In den vergangenen Monaten war Daniella bei mehreren Spezialistinnen, darunter auch einer in Michigan, die ihr sechs Spritzen mit dem Lokalanästhetikum Lidocain und Steroiden verabreichte. Sie lässt sich auch behandeln, um die Spannungen in ihrem Beckenboden zu lösen. Die Übungen zeigten bereits Verbesserungen, sagt sie. Sie habe weniger Schmerzen.

Ob die Spritzen geholfen haben, könne sie nicht sagen. Insgesamt hat Daniella in den vergangenen Monaten knapp 5.000 US-Dollar für die Behandlungen ausgegeben. Abgesehen davon helfe es ihr, mehr mit ihrem Mann über ihre Probleme zu reden. Das sei anfangs schwer gewesen, da beide in einem sehr restriktiven Umfeld aufgewachsen sind. Aber "wir machen Fortschritte", sagt sie.
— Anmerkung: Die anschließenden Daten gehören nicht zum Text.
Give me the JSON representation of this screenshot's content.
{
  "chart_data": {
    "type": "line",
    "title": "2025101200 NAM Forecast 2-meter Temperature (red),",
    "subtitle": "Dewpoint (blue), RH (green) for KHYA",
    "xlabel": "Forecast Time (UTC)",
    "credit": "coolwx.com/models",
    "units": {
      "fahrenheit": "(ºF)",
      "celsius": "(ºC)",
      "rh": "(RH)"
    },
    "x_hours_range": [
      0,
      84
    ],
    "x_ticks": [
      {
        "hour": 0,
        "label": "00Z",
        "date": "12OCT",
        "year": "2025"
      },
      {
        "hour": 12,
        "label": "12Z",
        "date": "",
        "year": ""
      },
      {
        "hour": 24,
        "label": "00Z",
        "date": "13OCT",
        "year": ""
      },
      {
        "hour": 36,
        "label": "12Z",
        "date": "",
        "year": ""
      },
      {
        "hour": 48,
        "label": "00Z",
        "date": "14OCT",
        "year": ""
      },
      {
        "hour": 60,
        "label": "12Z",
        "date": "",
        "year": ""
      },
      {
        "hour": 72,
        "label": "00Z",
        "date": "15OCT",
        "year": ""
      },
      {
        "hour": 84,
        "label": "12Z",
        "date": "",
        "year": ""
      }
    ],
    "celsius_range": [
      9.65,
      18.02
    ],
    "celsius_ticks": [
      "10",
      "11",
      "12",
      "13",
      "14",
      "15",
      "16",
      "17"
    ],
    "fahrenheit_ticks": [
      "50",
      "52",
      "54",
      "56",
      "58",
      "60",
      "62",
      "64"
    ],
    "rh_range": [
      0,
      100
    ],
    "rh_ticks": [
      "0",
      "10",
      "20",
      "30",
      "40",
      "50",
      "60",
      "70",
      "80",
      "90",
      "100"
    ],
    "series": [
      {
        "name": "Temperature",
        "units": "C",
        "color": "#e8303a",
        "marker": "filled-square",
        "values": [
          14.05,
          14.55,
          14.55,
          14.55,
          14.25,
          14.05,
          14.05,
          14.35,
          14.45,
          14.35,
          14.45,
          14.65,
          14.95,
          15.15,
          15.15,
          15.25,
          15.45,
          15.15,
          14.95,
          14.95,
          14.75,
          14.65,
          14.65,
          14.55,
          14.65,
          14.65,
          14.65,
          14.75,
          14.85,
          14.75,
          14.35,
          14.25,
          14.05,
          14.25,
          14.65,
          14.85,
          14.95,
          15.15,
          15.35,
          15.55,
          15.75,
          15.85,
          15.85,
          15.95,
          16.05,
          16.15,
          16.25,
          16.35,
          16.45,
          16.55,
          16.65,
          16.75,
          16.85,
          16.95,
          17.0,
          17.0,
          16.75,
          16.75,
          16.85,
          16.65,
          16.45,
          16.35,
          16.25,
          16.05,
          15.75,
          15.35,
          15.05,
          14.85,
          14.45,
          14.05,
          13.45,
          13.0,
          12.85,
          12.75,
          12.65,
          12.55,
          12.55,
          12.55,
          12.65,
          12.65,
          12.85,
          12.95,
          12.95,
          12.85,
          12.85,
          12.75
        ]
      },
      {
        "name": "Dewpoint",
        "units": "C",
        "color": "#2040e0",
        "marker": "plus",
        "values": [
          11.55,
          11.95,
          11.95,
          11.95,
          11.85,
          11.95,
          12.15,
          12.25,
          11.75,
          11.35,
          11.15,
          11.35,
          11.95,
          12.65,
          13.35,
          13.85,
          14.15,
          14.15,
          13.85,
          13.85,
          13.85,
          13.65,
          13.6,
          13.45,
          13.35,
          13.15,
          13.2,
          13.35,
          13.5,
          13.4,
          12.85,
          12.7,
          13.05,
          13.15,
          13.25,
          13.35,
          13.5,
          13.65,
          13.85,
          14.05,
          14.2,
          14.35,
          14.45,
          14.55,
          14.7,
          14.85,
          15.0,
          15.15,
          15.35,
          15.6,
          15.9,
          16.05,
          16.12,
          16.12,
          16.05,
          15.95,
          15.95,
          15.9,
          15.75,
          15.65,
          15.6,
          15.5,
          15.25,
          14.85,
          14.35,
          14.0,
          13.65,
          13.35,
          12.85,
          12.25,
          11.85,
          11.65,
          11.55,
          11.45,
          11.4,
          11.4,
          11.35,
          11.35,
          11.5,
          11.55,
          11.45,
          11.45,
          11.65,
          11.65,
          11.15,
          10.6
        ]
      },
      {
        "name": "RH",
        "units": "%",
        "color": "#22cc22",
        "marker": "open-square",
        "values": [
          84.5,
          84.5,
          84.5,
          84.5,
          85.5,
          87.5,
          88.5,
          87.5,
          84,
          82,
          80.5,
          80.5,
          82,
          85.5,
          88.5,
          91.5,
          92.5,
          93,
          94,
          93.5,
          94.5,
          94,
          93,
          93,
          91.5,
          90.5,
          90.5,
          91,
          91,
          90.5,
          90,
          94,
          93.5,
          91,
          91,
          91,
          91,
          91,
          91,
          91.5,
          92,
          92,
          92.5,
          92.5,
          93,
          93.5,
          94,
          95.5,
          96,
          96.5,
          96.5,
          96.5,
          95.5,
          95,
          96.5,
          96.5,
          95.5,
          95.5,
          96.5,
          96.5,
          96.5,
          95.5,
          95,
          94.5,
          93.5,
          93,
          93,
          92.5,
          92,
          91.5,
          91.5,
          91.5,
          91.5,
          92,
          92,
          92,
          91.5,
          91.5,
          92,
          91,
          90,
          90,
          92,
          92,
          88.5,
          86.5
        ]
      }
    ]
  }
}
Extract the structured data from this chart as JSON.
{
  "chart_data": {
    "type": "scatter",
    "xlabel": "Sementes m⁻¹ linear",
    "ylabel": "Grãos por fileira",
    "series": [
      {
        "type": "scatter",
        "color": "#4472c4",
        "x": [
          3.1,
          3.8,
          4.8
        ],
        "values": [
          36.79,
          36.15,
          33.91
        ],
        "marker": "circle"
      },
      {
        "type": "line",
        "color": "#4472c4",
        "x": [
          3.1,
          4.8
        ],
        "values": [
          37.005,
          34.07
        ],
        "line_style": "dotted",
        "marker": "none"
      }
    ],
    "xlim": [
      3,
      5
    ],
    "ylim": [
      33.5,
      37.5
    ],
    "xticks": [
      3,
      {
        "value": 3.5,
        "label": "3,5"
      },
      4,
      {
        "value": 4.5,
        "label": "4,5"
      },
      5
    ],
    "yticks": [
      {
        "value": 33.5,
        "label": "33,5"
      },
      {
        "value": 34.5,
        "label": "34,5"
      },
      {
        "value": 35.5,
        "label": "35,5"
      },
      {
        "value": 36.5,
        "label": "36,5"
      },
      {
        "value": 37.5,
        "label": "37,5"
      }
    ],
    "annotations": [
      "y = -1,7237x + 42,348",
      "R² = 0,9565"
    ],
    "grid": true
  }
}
Auf Facebook haben Daniella und Nora in PGAD-Selbsthilfegruppen Rückhalt gefunden. Dort tauschen sich Menschen über ihre Symptome aus, über Behandlungsmöglichkeiten und teilen die Namen von Ärzten, die mit der Störung vertraut sind. 

Nora sagt, sie bekomme viel Unterstützung aus ihrem Freundeskreis und ihr psychischer Zustand habe sich gebessert.

"Ich bin nicht mehr wütend, dass ich das für den Rest meines Lebens haben werde. Stattdessen kümmere ich mich jetzt darum, wie ich damit klarkomme", sagt sie.